In an effort to better understand longstanding racial and ethnic disparities in student punishment, the Boulder Valley School District has released a data dashboard that provides the most detailed glimpse yet into how the problem is playing out in each of its 57 schools.
The dashboard, published in August, is a response to calls from Black and Latino parents who are concerned about their children being punished more harshly for the same behavior as white students. The new data indicate that BVSD’s Latino students are nearly three times more likely than white students to be suspended both in and out of school. (For out-of-school suspensions, it’s about 3.5 times, according to an analysis by Boulder Reporting Lab.)

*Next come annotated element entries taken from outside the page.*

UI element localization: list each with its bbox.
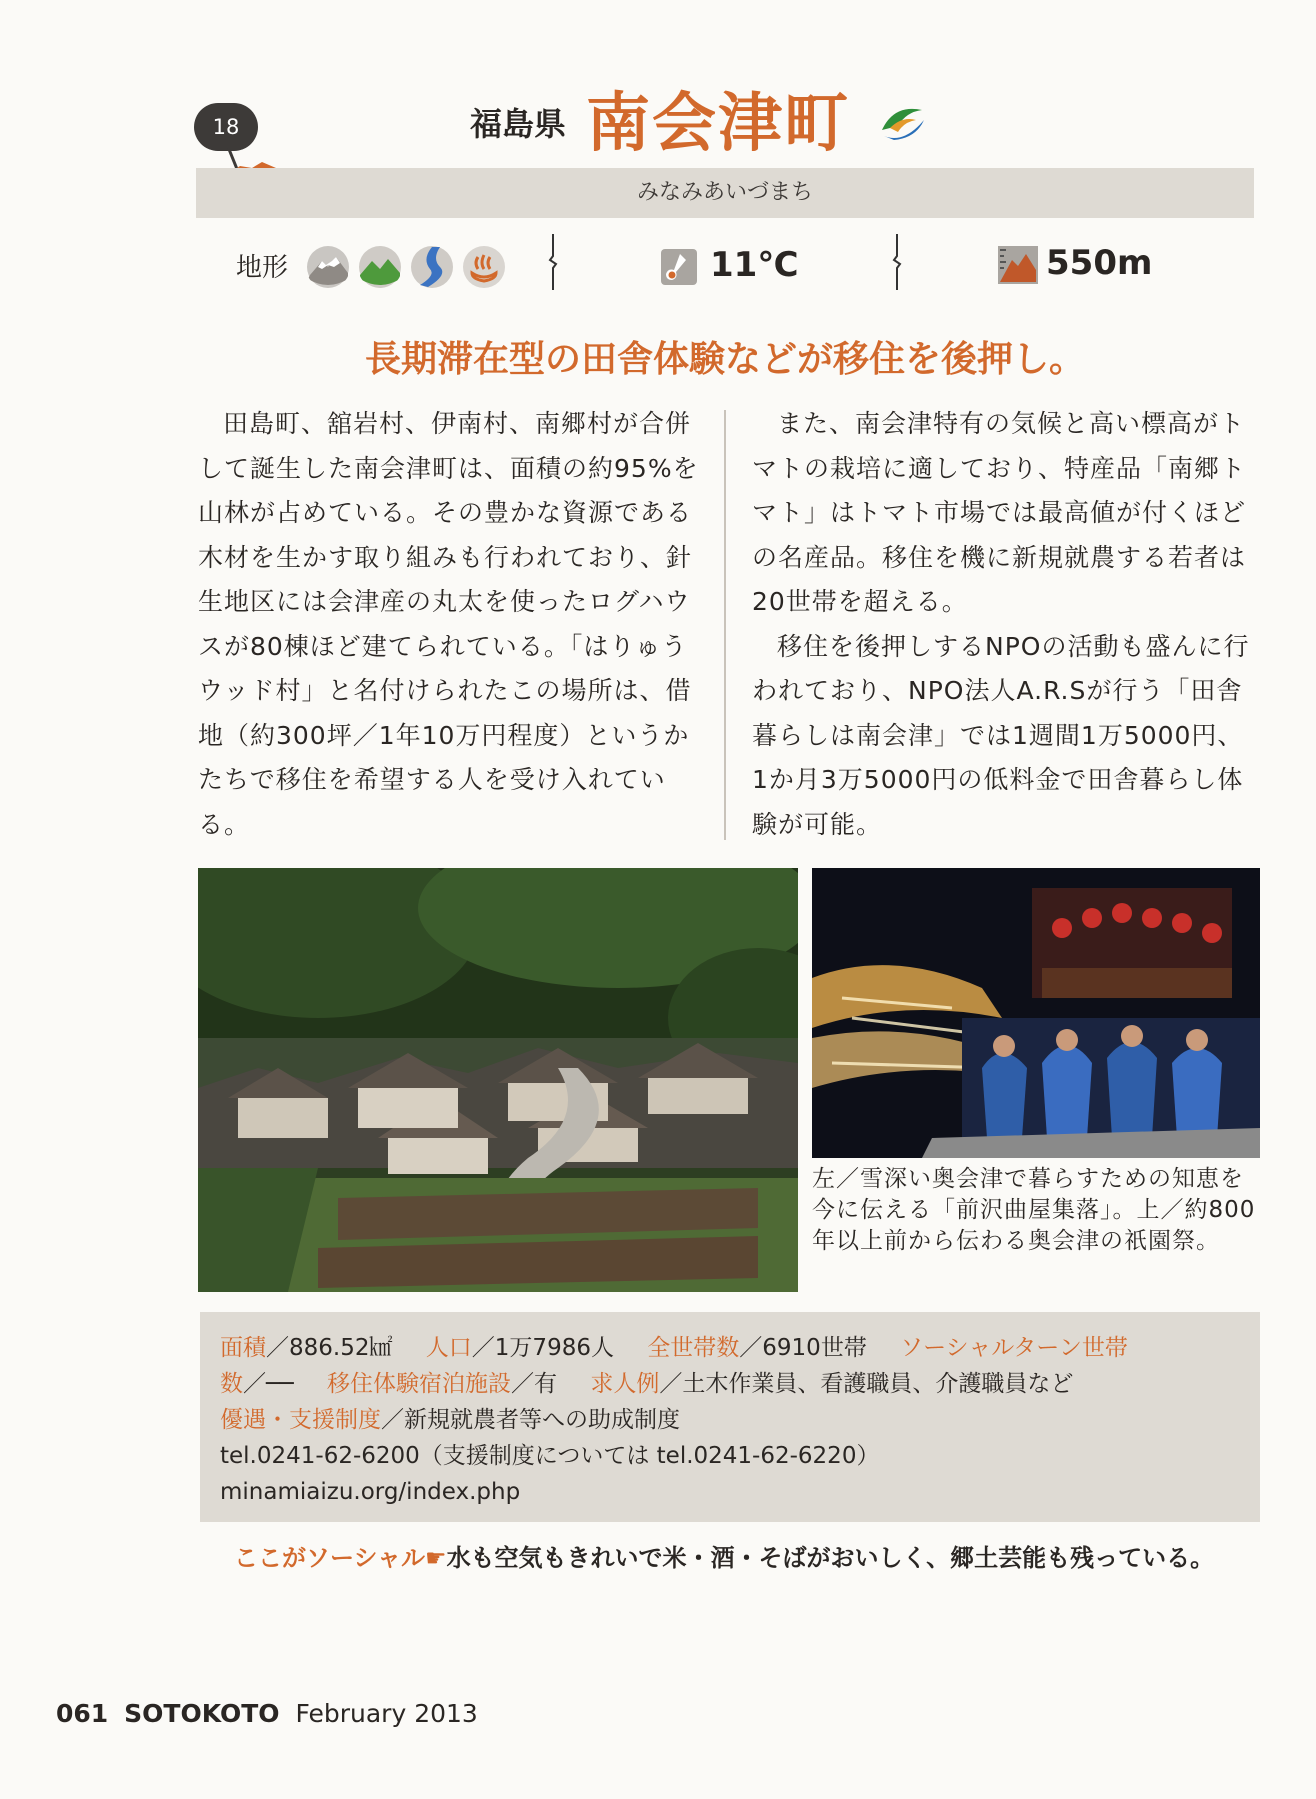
support-label: 優遇・支援制度 (220, 1407, 381, 1433)
terrain-label: 地形 (236, 253, 289, 283)
social-highlight (234, 1540, 1214, 1576)
social-text: 水も空気もきれいで米・酒・そばがおいしく、郷土芸能も残っている。 (446, 1544, 1215, 1572)
body-left-column (198, 402, 702, 847)
stats-divider (548, 234, 558, 290)
social-turn-label: ソーシャルターン世帯 (900, 1335, 1128, 1361)
info-line-1 (220, 1330, 1128, 1366)
body-paragraph: 移住を後押しするNPOの活動も盛んに行われており、NPO法人A.R.Sが行う「田舎暮らしは南会津」では1週間1万5000円、1か月3万5000円の低料金で田舎暮らし体験が可能。 (752, 631, 1250, 839)
jobs-value: ／土木作業員、看護職員、介護職員など (659, 1371, 1074, 1397)
stats-divider (892, 234, 902, 290)
info-line-2 (220, 1366, 1073, 1402)
trial-stay-value: ／有 (511, 1371, 558, 1397)
town-name: 南会津町 (586, 87, 850, 161)
village-photo (198, 868, 798, 1292)
social-turn-label-cont: 数 (220, 1371, 243, 1397)
average-temperature: 11℃ (710, 245, 799, 285)
info-line-3 (220, 1402, 680, 1438)
town-reading: みなみあいづまち (636, 180, 813, 205)
social-label: ここがソーシャル (234, 1544, 426, 1572)
households-value: ／6910世帯 (739, 1335, 867, 1361)
prefecture-name: 福島県 (470, 105, 567, 143)
population-value: ／1万7986人 (471, 1335, 614, 1361)
support-value: ／新規就農者等への助成制度 (381, 1407, 680, 1433)
snow-mountain-icon (306, 245, 350, 289)
town-emblem-icon (876, 100, 930, 146)
article-headline: 長期滞在型の田舎体験などが移住を後押し。 (364, 339, 1085, 380)
area-label: 面積 (220, 1335, 266, 1361)
body-right-column (752, 402, 1256, 847)
elevation-icon (998, 246, 1038, 284)
green-mountain-icon (358, 245, 402, 289)
thermometer-icon (660, 248, 698, 286)
elevation: 550m (1046, 243, 1153, 283)
hot-spring-icon (462, 245, 506, 289)
jobs-label: 求人例 (590, 1371, 660, 1397)
festival-photo (812, 868, 1260, 1158)
website-link[interactable]: minamiaizu.org/index.php (220, 1479, 521, 1505)
population-label: 人口 (425, 1335, 472, 1361)
page-number-badge: 18 (194, 103, 258, 151)
river-icon (410, 245, 454, 289)
issue-date: February 2013 (295, 1699, 478, 1728)
page-footer (56, 1696, 478, 1732)
contact-tel[interactable]: tel.0241-62-6200（支援制度については tel.0241-62-6220） (220, 1443, 880, 1469)
pointing-hand-icon: ☛ (425, 1544, 447, 1572)
trial-stay-label: 移住体験宿泊施設 (327, 1371, 512, 1397)
column-divider (724, 410, 726, 840)
social-turn-value: ／── (243, 1371, 294, 1397)
households-label: 全世帯数 (647, 1335, 740, 1361)
photo-caption: 左／雪深い奥会津で暮らすための知恵を今に伝える「前沢曲屋集落」。上／約800年以上前から伝わる奥会津の祇園祭。 (812, 1166, 1256, 1254)
area-value: ／886.52㎢ (266, 1335, 393, 1361)
body-paragraph: また、南会津特有の気候と高い標高がトマトの栽培に適しており、特産品「南郷トマト」はトマト市場では最高値が付くほどの名産品。移住を機に新規就農する若者は20世帯を超える。 (752, 409, 1247, 616)
body-paragraph: 田島町、舘岩村、伊南村、南郷村が合併して誕生した南会津町は、面積の約95%を山林が占めている。その豊かな資源である木材を生かす取り組みも行われており、針生地区には会津産の丸太を使ったログハウスが80棟ほど建てられている。「はりゅうウッド村」と名付けられたこの場所は、借地（約300坪／1年10万円程度）というかたちで移住を希望する人を受け入れている。 (198, 409, 699, 839)
page-number: 061 (56, 1699, 109, 1728)
magazine-name: SOTOKOTO (124, 1699, 280, 1728)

Such disparities continue to be common across Colorado, despite extensive research showing that suspending students and referring them to police can reduce their odds of excelling academically and graduating. Punishment can also increase their odds of involvement with the criminal legal system.
Like other districts in Colorado, BVSD has streamlined punishment guidelines across classrooms, removed police officers from schools, and trained staff on how to de-escalate and resolve conflicts among students without resorting to discipline.
BVSD’s new data is among the most granular of any school district in the state. Denver Public Schools publishes discipline data by network, not by school.
For the most recent 2021-2022 school year, Boulder High, the district’s largest school, had the highest disparities in suspension rates. Latino students were about 6.5 times more likely to be suspended than white students. While they made up about 25% of the school’s 2,139 students, they accounted for about 66% of the suspensions.